I hope you enjoy them too.
On Book People:
“I never had a book
or yell at me,
never had a book show
disappointment in me
or consider me stupid
because I didn’t understand
a line or needed to reread
a paragraph or didn’t know
-“Book” by Mark Frutkin. In: Hermit Thrush, 2015:28.
cedar’s cool touch
my face, my
I am again
-“Cedar” by Lenore Keeshig. In: Running on the March Wind, 2015: 68.
“In the morning I prayed, and at night, when I was supposed to be sleeping but couldn’t, I spoke with God. One rainy night, the room was gray with light from the street and my mother was lying nearby, her breath whistling. I was on my foam strip and I asked God whether he minded being prayed to only in need. “You think of your toe only when you stub it,” he said.
“Still, it’s better to pray just to pray.”
“It’s human nature. I don’t mind it.”
God looked like Clark Kent. He was wearing a gray cardigan and slacks. He sat cross-legged at the foot of the mat. Originally, right after the accident when I had first started talking to him, God had looked like Krishna. But it had felt foolish to discuss brain damage with someone who was blue and was holding a flute and had a peacock feather in his hair.”
–Family Life: A Novel by Akhil Sharma, 2014:59.
On Unrequited Love:
“Love is strengthened by distance. Dreams have weight and velocity. They are signals, promises. They have a destination. One night we will know no doubts, feel no foreign forces, and our particles will rest.
–Us Conductors by Sean Michaels, 2015: 206.
“I hear your voice speaking and I do not know what I am to do with it. Does it mean that we are touching? Does it mean that we are destined? There is no destiny. There is no touch. My unrequited love, speaking across the sky. You cannot see me hearing. This letter will not reach you. These words will not be read.
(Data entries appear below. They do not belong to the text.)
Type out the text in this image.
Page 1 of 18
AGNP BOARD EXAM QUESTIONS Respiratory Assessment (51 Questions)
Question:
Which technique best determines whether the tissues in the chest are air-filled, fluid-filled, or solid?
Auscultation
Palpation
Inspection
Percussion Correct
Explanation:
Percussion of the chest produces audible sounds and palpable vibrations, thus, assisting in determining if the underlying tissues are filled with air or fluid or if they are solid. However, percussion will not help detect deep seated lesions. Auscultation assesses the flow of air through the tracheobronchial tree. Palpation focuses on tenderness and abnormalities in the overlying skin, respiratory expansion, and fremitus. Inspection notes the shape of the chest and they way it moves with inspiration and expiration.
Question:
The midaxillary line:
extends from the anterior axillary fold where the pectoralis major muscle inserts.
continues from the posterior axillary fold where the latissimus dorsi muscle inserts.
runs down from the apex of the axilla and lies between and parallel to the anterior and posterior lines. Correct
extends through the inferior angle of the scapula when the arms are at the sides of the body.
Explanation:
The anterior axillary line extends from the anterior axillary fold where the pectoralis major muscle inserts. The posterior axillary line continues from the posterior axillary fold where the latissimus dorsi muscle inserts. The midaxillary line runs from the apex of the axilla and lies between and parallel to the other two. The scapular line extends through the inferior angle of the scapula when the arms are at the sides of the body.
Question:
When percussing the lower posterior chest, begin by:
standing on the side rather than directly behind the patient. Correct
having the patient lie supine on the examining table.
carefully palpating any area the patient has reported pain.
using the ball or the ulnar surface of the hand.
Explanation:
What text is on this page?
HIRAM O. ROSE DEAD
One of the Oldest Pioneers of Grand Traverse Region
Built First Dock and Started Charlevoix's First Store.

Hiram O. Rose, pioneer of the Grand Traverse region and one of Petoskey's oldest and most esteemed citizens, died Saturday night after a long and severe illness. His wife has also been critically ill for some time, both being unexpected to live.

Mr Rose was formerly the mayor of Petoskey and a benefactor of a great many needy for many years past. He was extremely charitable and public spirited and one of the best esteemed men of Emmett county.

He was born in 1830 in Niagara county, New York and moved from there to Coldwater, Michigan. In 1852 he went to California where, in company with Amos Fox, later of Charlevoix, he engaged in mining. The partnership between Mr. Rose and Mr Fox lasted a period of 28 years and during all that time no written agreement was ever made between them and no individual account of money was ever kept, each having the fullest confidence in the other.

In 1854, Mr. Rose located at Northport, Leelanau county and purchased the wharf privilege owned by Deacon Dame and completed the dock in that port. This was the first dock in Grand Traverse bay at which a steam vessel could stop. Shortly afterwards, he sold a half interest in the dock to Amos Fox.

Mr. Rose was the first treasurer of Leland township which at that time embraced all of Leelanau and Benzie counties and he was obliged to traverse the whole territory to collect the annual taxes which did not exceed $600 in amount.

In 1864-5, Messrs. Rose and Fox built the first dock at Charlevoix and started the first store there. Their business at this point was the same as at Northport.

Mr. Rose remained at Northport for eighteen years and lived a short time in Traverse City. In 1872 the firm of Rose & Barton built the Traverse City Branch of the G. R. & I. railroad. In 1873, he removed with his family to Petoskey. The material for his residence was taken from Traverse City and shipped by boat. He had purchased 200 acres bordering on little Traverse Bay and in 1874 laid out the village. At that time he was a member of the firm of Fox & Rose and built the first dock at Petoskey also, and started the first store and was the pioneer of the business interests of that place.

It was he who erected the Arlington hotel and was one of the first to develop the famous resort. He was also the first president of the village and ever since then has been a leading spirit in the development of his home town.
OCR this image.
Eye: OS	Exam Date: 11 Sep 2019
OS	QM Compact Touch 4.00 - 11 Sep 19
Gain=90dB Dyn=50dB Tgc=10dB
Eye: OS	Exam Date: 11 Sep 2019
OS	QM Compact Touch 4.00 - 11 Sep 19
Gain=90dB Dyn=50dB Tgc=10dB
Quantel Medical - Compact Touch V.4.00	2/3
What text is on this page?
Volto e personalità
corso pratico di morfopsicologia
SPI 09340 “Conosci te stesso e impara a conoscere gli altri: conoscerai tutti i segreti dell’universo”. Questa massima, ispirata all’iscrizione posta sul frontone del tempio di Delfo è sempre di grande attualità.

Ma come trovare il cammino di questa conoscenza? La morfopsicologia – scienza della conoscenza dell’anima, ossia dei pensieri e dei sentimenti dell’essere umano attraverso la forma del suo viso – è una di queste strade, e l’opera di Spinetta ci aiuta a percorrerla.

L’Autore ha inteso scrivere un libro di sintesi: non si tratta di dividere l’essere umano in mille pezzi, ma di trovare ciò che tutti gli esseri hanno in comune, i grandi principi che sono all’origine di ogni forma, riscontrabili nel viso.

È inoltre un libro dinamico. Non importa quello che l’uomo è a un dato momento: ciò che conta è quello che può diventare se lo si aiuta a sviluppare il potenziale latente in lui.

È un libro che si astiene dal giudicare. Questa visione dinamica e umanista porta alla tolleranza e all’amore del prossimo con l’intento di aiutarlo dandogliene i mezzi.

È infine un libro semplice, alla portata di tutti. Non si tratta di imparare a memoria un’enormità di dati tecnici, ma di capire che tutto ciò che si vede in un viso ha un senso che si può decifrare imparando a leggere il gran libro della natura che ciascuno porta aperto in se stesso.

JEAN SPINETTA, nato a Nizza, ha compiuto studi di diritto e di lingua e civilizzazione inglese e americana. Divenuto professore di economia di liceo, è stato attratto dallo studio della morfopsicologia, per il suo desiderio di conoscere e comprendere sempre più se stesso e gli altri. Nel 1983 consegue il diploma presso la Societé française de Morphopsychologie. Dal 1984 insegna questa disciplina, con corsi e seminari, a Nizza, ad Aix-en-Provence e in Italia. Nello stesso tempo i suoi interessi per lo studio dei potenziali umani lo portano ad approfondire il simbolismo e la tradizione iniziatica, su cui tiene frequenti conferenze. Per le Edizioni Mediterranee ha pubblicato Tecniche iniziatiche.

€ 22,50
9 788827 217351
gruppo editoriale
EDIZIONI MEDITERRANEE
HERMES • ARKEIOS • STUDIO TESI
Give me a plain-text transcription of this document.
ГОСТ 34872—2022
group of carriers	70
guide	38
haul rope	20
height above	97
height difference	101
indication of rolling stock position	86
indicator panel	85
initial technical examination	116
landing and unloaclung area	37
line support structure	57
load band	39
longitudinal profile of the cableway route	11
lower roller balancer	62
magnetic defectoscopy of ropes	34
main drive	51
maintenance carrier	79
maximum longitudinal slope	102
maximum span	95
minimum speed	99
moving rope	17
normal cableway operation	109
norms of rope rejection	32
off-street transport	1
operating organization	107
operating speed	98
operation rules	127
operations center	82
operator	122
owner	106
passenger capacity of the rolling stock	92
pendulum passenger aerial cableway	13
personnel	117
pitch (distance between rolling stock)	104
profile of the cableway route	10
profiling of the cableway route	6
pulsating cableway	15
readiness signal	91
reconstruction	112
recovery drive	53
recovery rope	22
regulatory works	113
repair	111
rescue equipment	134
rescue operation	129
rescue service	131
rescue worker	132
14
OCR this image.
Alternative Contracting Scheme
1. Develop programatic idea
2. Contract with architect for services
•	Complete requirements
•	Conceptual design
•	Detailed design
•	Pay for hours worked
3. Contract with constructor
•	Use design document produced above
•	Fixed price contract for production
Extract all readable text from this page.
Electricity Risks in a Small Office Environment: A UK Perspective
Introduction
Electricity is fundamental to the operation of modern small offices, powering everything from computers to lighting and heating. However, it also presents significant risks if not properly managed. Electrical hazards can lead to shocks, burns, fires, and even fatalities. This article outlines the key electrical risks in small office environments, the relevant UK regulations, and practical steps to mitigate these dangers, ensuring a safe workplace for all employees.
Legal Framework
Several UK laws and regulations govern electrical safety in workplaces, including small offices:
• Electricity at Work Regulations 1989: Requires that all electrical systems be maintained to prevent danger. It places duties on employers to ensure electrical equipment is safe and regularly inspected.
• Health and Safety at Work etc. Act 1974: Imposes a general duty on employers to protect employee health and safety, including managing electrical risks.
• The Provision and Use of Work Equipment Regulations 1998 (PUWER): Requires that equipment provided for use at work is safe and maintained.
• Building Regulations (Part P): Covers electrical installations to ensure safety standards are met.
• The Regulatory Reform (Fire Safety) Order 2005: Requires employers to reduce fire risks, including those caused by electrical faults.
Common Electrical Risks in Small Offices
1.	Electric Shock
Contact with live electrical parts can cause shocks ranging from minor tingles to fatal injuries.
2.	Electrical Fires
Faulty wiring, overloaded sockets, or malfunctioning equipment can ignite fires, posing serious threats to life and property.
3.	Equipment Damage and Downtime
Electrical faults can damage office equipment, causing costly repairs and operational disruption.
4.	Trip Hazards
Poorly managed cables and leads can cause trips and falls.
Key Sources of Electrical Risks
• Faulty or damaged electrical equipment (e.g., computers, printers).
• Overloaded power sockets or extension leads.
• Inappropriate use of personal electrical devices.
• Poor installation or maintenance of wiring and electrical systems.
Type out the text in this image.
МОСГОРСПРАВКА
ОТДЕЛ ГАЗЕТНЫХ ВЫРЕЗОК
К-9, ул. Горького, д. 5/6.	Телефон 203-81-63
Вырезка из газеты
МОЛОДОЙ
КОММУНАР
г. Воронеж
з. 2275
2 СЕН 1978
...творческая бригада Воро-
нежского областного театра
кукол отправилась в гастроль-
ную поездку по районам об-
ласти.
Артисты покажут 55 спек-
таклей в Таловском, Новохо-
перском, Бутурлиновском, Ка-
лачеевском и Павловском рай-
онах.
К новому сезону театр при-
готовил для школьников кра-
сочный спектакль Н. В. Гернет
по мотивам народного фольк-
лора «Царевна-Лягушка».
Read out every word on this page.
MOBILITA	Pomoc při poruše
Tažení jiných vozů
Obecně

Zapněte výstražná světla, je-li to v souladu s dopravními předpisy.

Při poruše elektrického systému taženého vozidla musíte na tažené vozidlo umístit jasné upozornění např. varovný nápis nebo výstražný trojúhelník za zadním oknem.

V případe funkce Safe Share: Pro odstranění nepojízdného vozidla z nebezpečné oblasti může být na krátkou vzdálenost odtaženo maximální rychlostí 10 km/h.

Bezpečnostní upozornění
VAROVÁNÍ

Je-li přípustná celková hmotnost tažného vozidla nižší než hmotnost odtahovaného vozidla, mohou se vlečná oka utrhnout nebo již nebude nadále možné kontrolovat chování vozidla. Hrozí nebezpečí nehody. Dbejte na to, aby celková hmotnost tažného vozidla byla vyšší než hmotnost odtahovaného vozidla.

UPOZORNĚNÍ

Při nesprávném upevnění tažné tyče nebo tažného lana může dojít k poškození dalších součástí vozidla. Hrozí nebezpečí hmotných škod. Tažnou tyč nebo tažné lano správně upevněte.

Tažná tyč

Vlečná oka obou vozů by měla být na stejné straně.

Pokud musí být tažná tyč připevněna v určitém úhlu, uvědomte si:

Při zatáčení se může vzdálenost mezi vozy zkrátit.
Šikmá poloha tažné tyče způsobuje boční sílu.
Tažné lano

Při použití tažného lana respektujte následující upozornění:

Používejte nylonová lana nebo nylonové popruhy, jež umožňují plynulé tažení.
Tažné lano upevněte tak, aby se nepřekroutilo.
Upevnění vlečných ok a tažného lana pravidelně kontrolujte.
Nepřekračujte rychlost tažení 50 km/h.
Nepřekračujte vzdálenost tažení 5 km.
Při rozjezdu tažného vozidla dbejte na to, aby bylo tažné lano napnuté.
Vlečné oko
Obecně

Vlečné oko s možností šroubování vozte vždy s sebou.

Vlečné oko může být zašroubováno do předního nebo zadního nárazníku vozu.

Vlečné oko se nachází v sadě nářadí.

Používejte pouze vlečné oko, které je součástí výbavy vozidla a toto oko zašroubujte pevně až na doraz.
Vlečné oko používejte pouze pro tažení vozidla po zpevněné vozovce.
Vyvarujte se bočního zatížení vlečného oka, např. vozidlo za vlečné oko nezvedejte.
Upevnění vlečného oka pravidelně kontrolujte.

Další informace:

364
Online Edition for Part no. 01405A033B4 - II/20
Still I hear your voice. It is what I have.”
-Us Conductors by Sean Michaels, 2015: 346-347.
On Love & Surrender:
“He felt now that he was not simply close to her, but that he did not know where he ended and she began. […] He was offended for the first instant, but the very same second he felt that he could not be offended by her, that she was himself. He felt for the first moment as a man feels when, having suddenly received a violent blow from behind, he turns round, angry and eager to avenge himself, to look for his antagonist, and finds that it is he himself who has accidentally struck himself, that there is no one to be angry with, and that he must put up with and try to soothe the pain.”
–Anna Karenina by Tolstoy, Part 5, Chapter 14.